Alec Guinness is great, as the creepy Prof. Marcus, leading his rag-tag band of ne’erdowells on a ‘stick up caper’. Katie Johnson is equally fab as the dotty old Mrs. Wilberforce, who lets a room to the gang.
The plot is great, but I won’t give it away here. Suffice it to say that Prof. Marcus’ team are working together for the first time, and masquerading as a group of enthusiastic amateur musicians. The prof’ plans to make use not just of Mrs Wilberforce’s home – which, like her, is a relic from a bygone era – but her, as the unwitting mule for the lolly.
But the prof’ hasn’t taken into account the unforeseen consequences of her well-meaning busy-body nature. From her wonky pictures, to General Gordon and her other parakeets, she is a law unto herself.
As the prof’s well laid plans unravel, the nature of their crimes assumes a darker hue, as they begin to plan to be rid of her.

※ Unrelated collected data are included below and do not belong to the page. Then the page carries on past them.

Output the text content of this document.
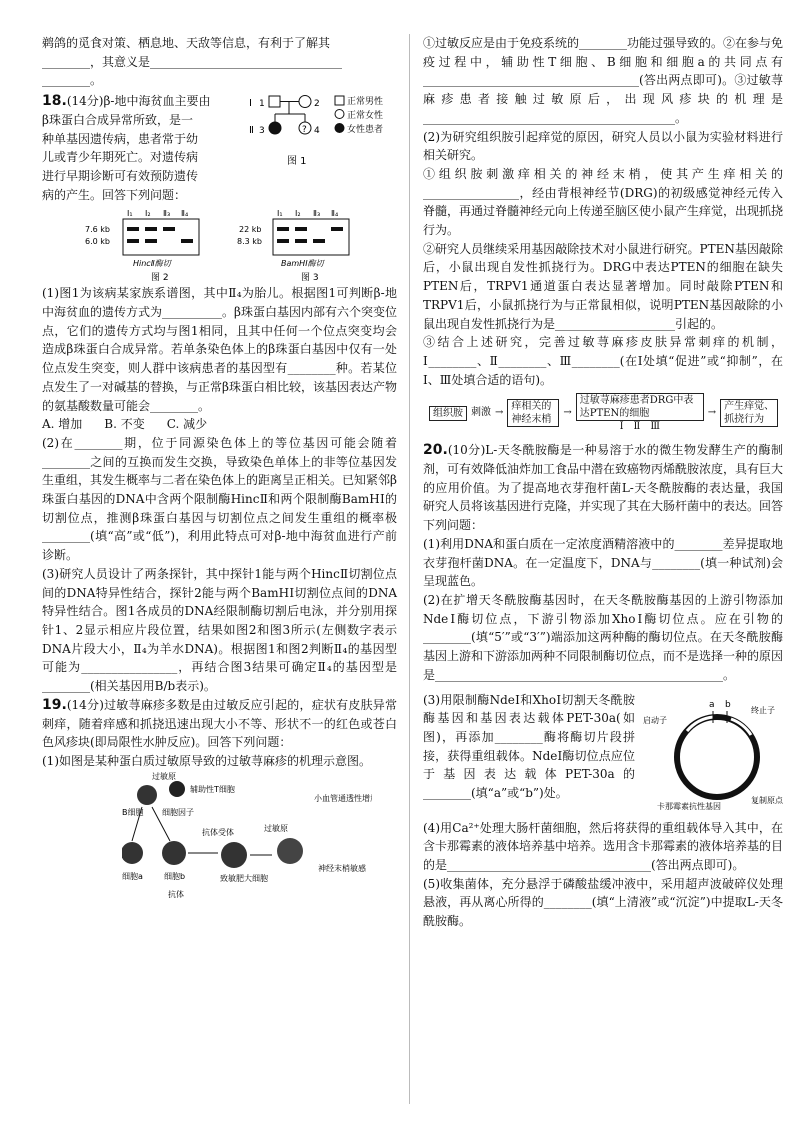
鹈鸽的觅食对策、栖息地、天敌等信息，有利于了解其

________，其意义是________________________________

________。

18.(14分)β-地中海贫血主要由

β珠蛋白合成异常所致，是一

种单基因遗传病，患者常于幼

儿或青少年期死亡。对遗传病

进行早期诊断可有效预防遗传

病的产生。回答下列问题：

Ⅰ 1	2
Ⅱ 3	? 4
图 1
正常男性
正常女性
女性患者
Ⅰ₁ Ⅰ₂ Ⅱ₃ Ⅱ₄
7.6 kb
6.0 kb
HincⅡ酶切
图 2
Ⅰ₁ Ⅰ₂ Ⅱ₃ Ⅱ₄
22 kb
8.3 kb
BamHⅠ酶切
图 3

(1)图1为该病某家族系谱图，其中Ⅱ₄为胎儿。根据图1可判断β-地中海贫血的遗传方式为__________。β珠蛋白基因内部有六个突变位点，它们的遗传方式均与图1相同，且其中任何一个位点突变均会造成β珠蛋白合成异常。若单条染色体上的β珠蛋白基因中仅有一处位点发生突变，则人群中该病患者的基因型有________种。若某位点发生了一对碱基的替换，与正常β珠蛋白相比较，该基因表达产物的氨基酸数量可能会________。

A. 增加 B. 不变 C. 减少

(2)在________期，位于同源染色体上的等位基因可能会随着________之间的互换而发生交换，导致染色单体上的非等位基因发生重组，其发生概率与二者在染色体上的距离呈正相关。已知紧邻β珠蛋白基因的DNA中含两个限制酶HincⅡ和两个限制酶BamHⅠ的切割位点，推测β珠蛋白基因与切割位点之间发生重组的概率极________(填“高”或“低”)，利用此特点可对β-地中海贫血进行产前诊断。

(3)研究人员设计了两条探针，其中探针1能与两个HincⅡ切割位点间的DNA特异性结合，探针2能与两个BamHⅠ切割位点间的DNA特异性结合。图1各成员的DNA经限制酶切割后电泳，并分别用探针1、2显示相应片段位置，结果如图2和图3所示(左侧数字表示DNA片段大小，Ⅱ₄为羊水DNA)。根据图1和图2判断Ⅱ₄的基因型可能为________________，再结合图3结果可确定Ⅱ₄的基因型是________(相关基因用B/b表示)。

19.(14分)过敏荨麻疹多数是由过敏反应引起的，症状有皮肤异常刺痒，随着痒感和抓挠迅速出现大小不等、形状不一的红色或苍白色风疹块(即局限性水肿反应)。回答下列问题：

(1)如图是某种蛋白质过敏原导致的过敏荨麻疹的机理示意图。

过敏原
辅助性T细胞
B细胞 细胞因子
细胞a	细胞b
抗体
抗体受体
致敏肥大细胞
过敏原
小血管通透性增加
神经末梢敏感

①过敏反应是由于免疫系统的________功能过强导致的。②在参与免疫过程中，辅助性T细胞、B细胞和细胞a的共同点有____________________________________(答出两点即可)。③过敏荨麻疹患者接触过敏原后，出现风疹块的机理是__________________________________________。

(2)为研究组织胺引起痒觉的原因，研究人员以小鼠为实验材料进行相关研究。

①组织胺刺激痒相关的神经末梢，使其产生痒相关的________________，经由背根神经节(DRG)的初级感觉神经元传入脊髓，再通过脊髓神经元向上传递至脑区使小鼠产生痒觉，出现抓挠行为。

②研究人员继续采用基因敲除技术对小鼠进行研究。PTEN基因敲除后，小鼠出现自发性抓挠行为。DRG中表达PTEN的细胞在缺失PTEN后，TRPV1通道蛋白表达显著增加。同时敲除PTEN和TRPV1后，小鼠抓挠行为与正常鼠相似，说明PTEN基因敲除的小鼠出现自发性抓挠行为是____________________引起的。

③结合上述研究，完善过敏荨麻疹皮肤异常刺痒的机制，Ⅰ________、Ⅱ________、Ⅲ________(在Ⅰ处填“促进”或“抑制”，在Ⅰ、Ⅲ处填合适的语句)。

组织胺 刺激 →
痒相关的神经末梢
→
过敏荨麻疹患者DRG中表达PTEN的细胞
Ⅰ　Ⅱ　Ⅲ
→
产生痒觉、抓挠行为

20.(10分)L-天冬酰胺酶是一种易溶于水的微生物发酵生产的酶制剂，可有效降低油炸加工食品中潜在致癌物丙烯酰胺浓度，具有巨大的应用价值。为了提高地衣芽孢杆菌L-天冬酰胺酶的表达量，我国研究人员将该基因进行克隆，并实现了其在大肠杆菌中的表达。回答下列问题：

(1)利用DNA和蛋白质在一定浓度酒精溶液中的________差异提取地衣芽孢杆菌DNA。在一定温度下，DNA与________(填一种试剂)会呈现蓝色。

(2)在扩增天冬酰胺酶基因时，在天冬酰胺酶基因的上游引物添加NdeⅠ酶切位点，下游引物添加XhoⅠ酶切位点。应在引物的________(填“5′”或“3′”)端添加这两种酶的酶切位点。在天冬酰胺酶基因上游和下游添加两种不同限制酶切位点，而不是选择一种的原因是________________________________________________。

(3)用限制酶NdeⅠ和XhoⅠ切割天冬酰胺酶基因和基因表达载体PET-30a(如图)，再添加________酶将酶切片段拼接，获得重组载体。NdeⅠ酶切位点应位于基因表达载体PET-30a的________(填“a”或“b”)处。

a b
启动子
终止子
卡那霉素抗性基因
复制原点

(4)用Ca²⁺处理大肠杆菌细胞，然后将获得的重组载体导入其中，在含卡那霉素的液体培养基中培养。选用含卡那霉素的液体培养基的目的是__________________________________(答出两点即可)。

(5)收集菌体，充分悬浮于磷酸盐缓冲液中，采用超声波破碎仪处理悬液，再从离心所得的________(填“上清液”或“沉淀”)中提取L-天冬酰胺酶。
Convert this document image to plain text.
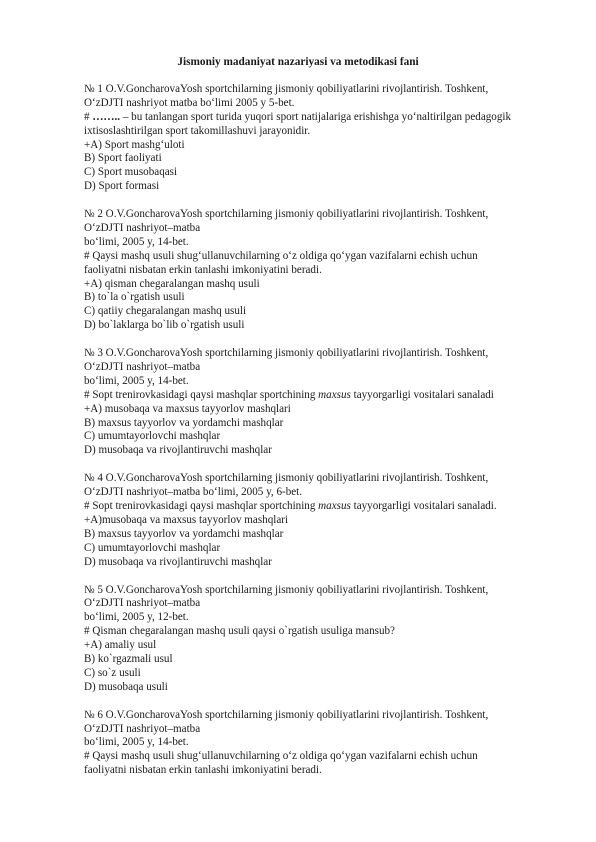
Jismoniy madaniyat nazariyasi va metodikasi fani
№ 1 O.V.GoncharovaYosh sportchilarning jismoniy qobiliyatlarini rivojlantirish. Toshkent,
O‘zDJTI nashriyot matba bo‘limi 2005 y 5-bet.
# …….. – bu tanlangan sport turida yuqori sport natijalariga erishishga yo‘naltirilgan pedagogik
ixtisoslashtirilgan sport takomillashuvi jarayonidir.
+A) Sport mashg‘uloti
B) Sport faoliyati
C) Sport musobaqasi
D) Sport formasi
№ 2 O.V.GoncharovaYosh sportchilarning jismoniy qobiliyatlarini rivojlantirish. Toshkent,
O‘zDJTI nashriyot–matba
bo‘limi, 2005 y, 14-bet.
# Qaysi mashq usuli shug‘ullanuvchilarning o‘z oldiga qo‘ygan vazifalarni echish uchun
faoliyatni nisbatan erkin tanlashi imkoniyatini beradi.
+A) qisman chegaralangan mashq usuli
B) to`la o`rgatish usuli
C) qatiiy chegaralangan mashq usuli
D) bo`laklarga bo`lib o`rgatish usuli
№ 3 O.V.GoncharovaYosh sportchilarning jismoniy qobiliyatlarini rivojlantirish. Toshkent,
O‘zDJTI nashriyot–matba
bo‘limi, 2005 y, 14-bet.
# Sopt trenirovkasidagi qaysi mashqlar sportchining maxsus tayyorgarligi vositalari sanaladi
+A) musobaqa va maxsus tayyorlov mashqlari
B) maxsus tayyorlov va yordamchi mashqlar
C) umumtayorlovchi mashqlar
D) musobaqa va rivojlantiruvchi mashqlar
№ 4 O.V.GoncharovaYosh sportchilarning jismoniy qobiliyatlarini rivojlantirish. Toshkent,
O‘zDJTI nashriyot–matba bo‘limi, 2005 y, 6-bet.
# Sopt trenirovkasidagi qaysi mashqlar sportchining maxsus tayyorgarligi vositalari sanaladi.
+A)musobaqa va maxsus tayyorlov mashqlari
B) maxsus tayyorlov va yordamchi mashqlar
C) umumtayorlovchi mashqlar
D) musobaqa va rivojlantiruvchi mashqlar
№ 5 O.V.GoncharovaYosh sportchilarning jismoniy qobiliyatlarini rivojlantirish. Toshkent,
O‘zDJTI nashriyot–matba
bo‘limi, 2005 y, 12-bet.
# Qisman chegaralangan mashq usuli qaysi o`rgatish usuliga mansub?
+A) amaliy usul
B) ko`rgazmali usul
C) so`z usuli
D) musobaqa usuli
№ 6 O.V.GoncharovaYosh sportchilarning jismoniy qobiliyatlarini rivojlantirish. Toshkent,
O‘zDJTI nashriyot–matba
bo‘limi, 2005 y, 14-bet.
# Qaysi mashq usuli shug‘ullanuvchilarning o‘z oldiga qo‘ygan vazifalarni echish uchun
faoliyatni nisbatan erkin tanlashi imkoniyatini beradi.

But she is a force to be reckoned with.
The ensemble cast is great. Herbert Lom and Peter Sellers meet pre-Clouseau, and, with Cecil Parker and Danny Green, form the gang. There are small but strong supporting supporting roles for such familiar faces as Jack ‘Dixon of Dock Green’ Warner (a cop, what else?), and Kenneth Connor (taxi driver) and Frankie Howard (barrow boy), the latter two perhaps most familiar from the later Carry On films.

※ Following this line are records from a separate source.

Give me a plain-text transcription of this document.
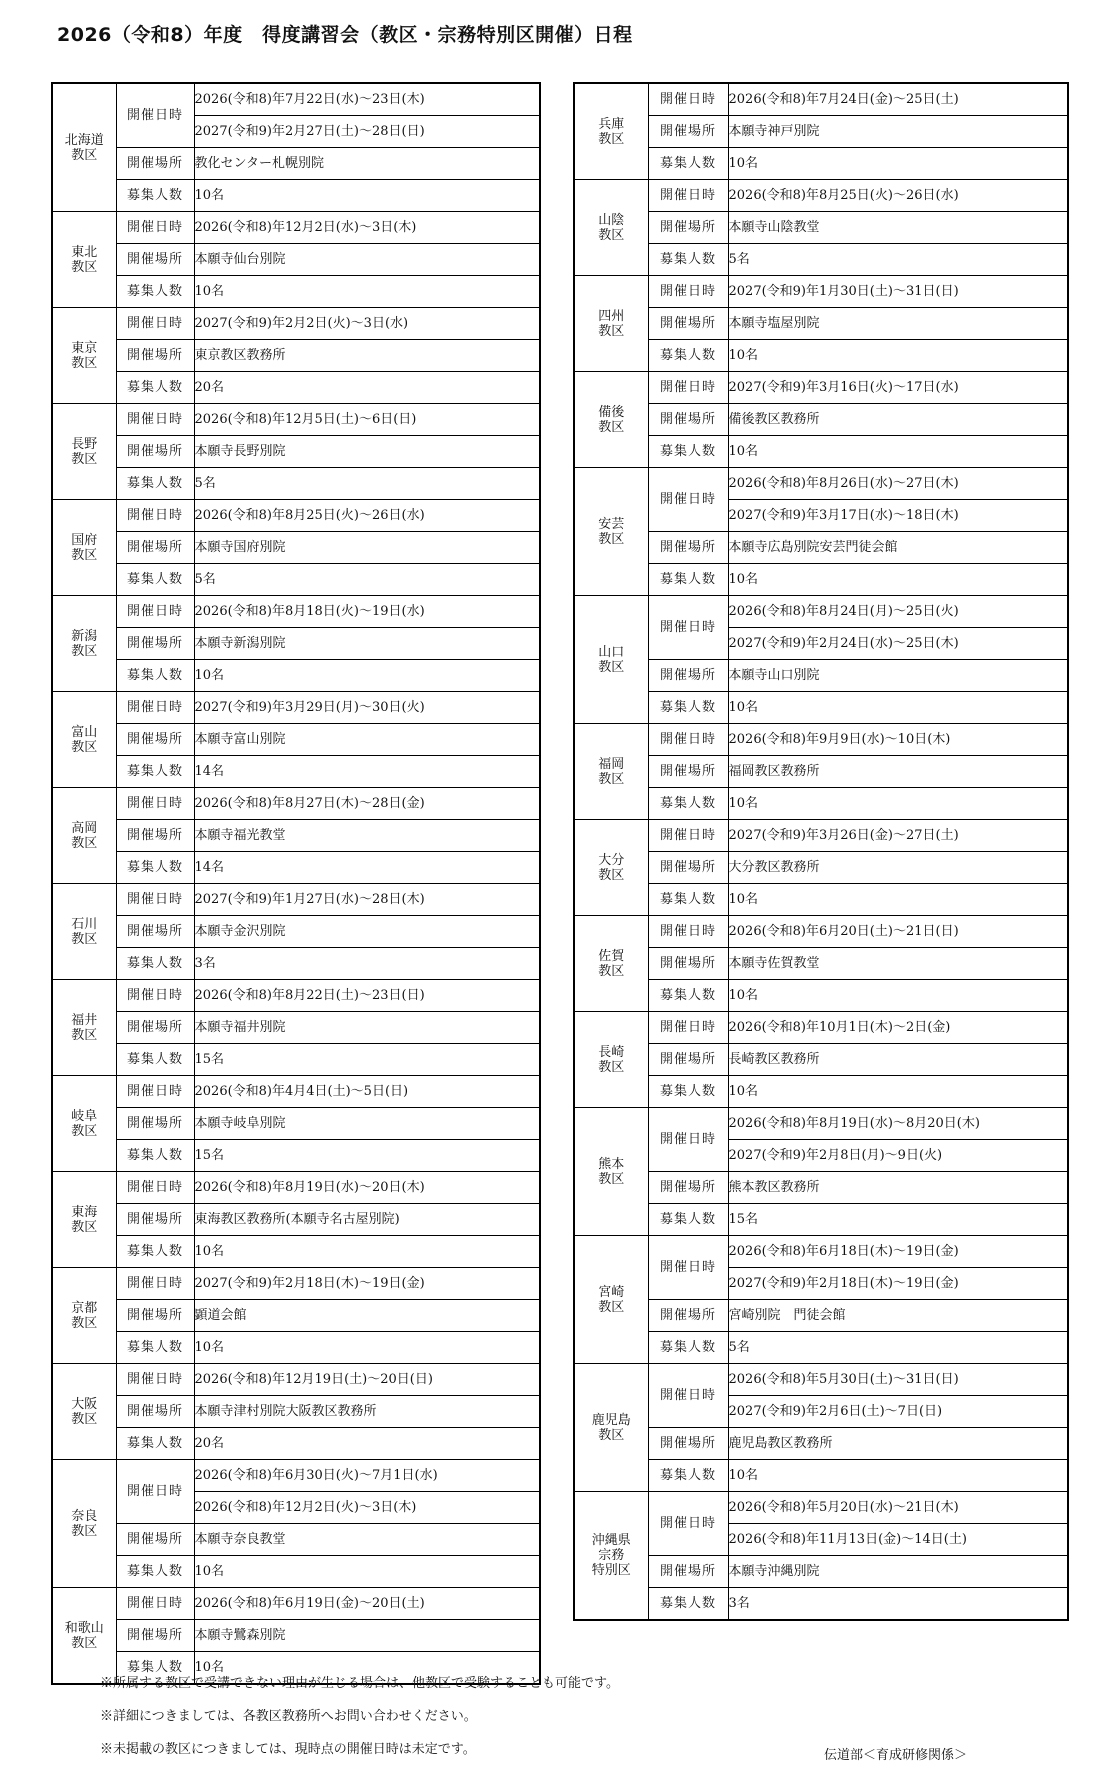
2026（令和8）年度　得度講習会（教区・宗務特別区開催）日程
北海道
教区	開催日時	2026(令和8)年7月22日(水)～23日(木)
		2027(令和9)年2月27日(土)～28日(日)
	開催場所	教化センター札幌別院
	募集人数	10名
東北
教区	開催日時	2026(令和8)年12月2日(水)～3日(木)
	開催場所	本願寺仙台別院
	募集人数	10名
東京
教区	開催日時	2027(令和9)年2月2日(火)～3日(水)
	開催場所	東京教区教務所
	募集人数	20名
長野
教区	開催日時	2026(令和8)年12月5日(土)～6日(日)
	開催場所	本願寺長野別院
	募集人数	5名
国府
教区	開催日時	2026(令和8)年8月25日(火)～26日(水)
	開催場所	本願寺国府別院
	募集人数	5名
新潟
教区	開催日時	2026(令和8)年8月18日(火)～19日(水)
	開催場所	本願寺新潟別院
	募集人数	10名
富山
教区	開催日時	2027(令和9)年3月29日(月)～30日(火)
	開催場所	本願寺富山別院
	募集人数	14名
高岡
教区	開催日時	2026(令和8)年8月27日(木)～28日(金)
	開催場所	本願寺福光教堂
	募集人数	14名
石川
教区	開催日時	2027(令和9)年1月27日(水)～28日(木)
	開催場所	本願寺金沢別院
	募集人数	3名
福井
教区	開催日時	2026(令和8)年8月22日(土)～23日(日)
	開催場所	本願寺福井別院
	募集人数	15名
岐阜
教区	開催日時	2026(令和8)年4月4日(土)～5日(日)
	開催場所	本願寺岐阜別院
	募集人数	15名
東海
教区	開催日時	2026(令和8)年8月19日(水)～20日(木)
	開催場所	東海教区教務所(本願寺名古屋別院)
	募集人数	10名
京都
教区	開催日時	2027(令和9)年2月18日(木)～19日(金)
	開催場所	顕道会館
	募集人数	10名
大阪
教区	開催日時	2026(令和8)年12月19日(土)～20日(日)
	開催場所	本願寺津村別院大阪教区教務所
	募集人数	20名
奈良
教区	開催日時	2026(令和8)年6月30日(火)～7月1日(水)
		2026(令和8)年12月2日(火)～3日(木)
	開催場所	本願寺奈良教堂
	募集人数	10名
和歌山
教区	開催日時	2026(令和8)年6月19日(金)～20日(土)
	開催場所	本願寺鷺森別院
	募集人数	10名
兵庫
教区	開催日時	2026(令和8)年7月24日(金)～25日(土)
	開催場所	本願寺神戸別院
	募集人数	10名
山陰
教区	開催日時	2026(令和8)年8月25日(火)～26日(水)
	開催場所	本願寺山陰教堂
	募集人数	5名
四州
教区	開催日時	2027(令和9)年1月30日(土)～31日(日)
	開催場所	本願寺塩屋別院
	募集人数	10名
備後
教区	開催日時	2027(令和9)年3月16日(火)～17日(水)
	開催場所	備後教区教務所
	募集人数	10名
安芸
教区	開催日時	2026(令和8)年8月26日(水)～27日(木)
		2027(令和9)年3月17日(水)～18日(木)
	開催場所	本願寺広島別院安芸門徒会館
	募集人数	10名
山口
教区	開催日時	2026(令和8)年8月24日(月)～25日(火)
		2027(令和9)年2月24日(水)～25日(木)
	開催場所	本願寺山口別院
	募集人数	10名
福岡
教区	開催日時	2026(令和8)年9月9日(水)～10日(木)
	開催場所	福岡教区教務所
	募集人数	10名
大分
教区	開催日時	2027(令和9)年3月26日(金)～27日(土)
	開催場所	大分教区教務所
	募集人数	10名
佐賀
教区	開催日時	2026(令和8)年6月20日(土)～21日(日)
	開催場所	本願寺佐賀教堂
	募集人数	10名
長崎
教区	開催日時	2026(令和8)年10月1日(木)～2日(金)
	開催場所	長崎教区教務所
	募集人数	10名
熊本
教区	開催日時	2026(令和8)年8月19日(水)～8月20日(木)
		2027(令和9)年2月8日(月)～9日(火)
	開催場所	熊本教区教務所
	募集人数	15名
宮崎
教区	開催日時	2026(令和8)年6月18日(木)～19日(金)
		2027(令和9)年2月18日(木)～19日(金)
	開催場所	宮崎別院　門徒会館
	募集人数	5名
鹿児島
教区	開催日時	2026(令和8)年5月30日(土)～31日(日)
		2027(令和9)年2月6日(土)～7日(日)
	開催場所	鹿児島教区教務所
	募集人数	10名
沖縄県
宗務
特別区	開催日時	2026(令和8)年5月20日(水)～21日(木)
		2026(令和8)年11月13日(金)～14日(土)
	開催場所	本願寺沖縄別院
	募集人数	3名
※所属する教区で受講できない理由が生じる場合は、他教区で受験することも可能です。
※詳細につきましては、各教区教務所へお問い合わせください。
※未掲載の教区につきましては、現時点の開催日時は未定です。	伝道部＜育成研修関係＞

The setting is also worthy of note. Like her home, Mrs Wilberforce is a relic of a bygone era, a holdover from the Victorian/Edwardian age, polite, moralistic, and heavily floral, lodged amidst terraced tenements and the industrial grime of a large railway terminus.
She embodies qualities that range from lightly quaint to deeply irritating, but is stoical, decent, and ultimately very sweet and hugely endearing. Her simple good naturedness is the nexus around which the grubbier workaday business of the contemporary world revolves, giving the whole film, in addition to its darkly comic side, a wistful romanticism.
A really terrific film.
P.S. I did also get to watch Columbo, Grand Deceptions, which starts with – joy of joys – slow panning shots of an ACW (American Civil War) diorama. I’ll probably post a review of that at some future point on my mini-military blog.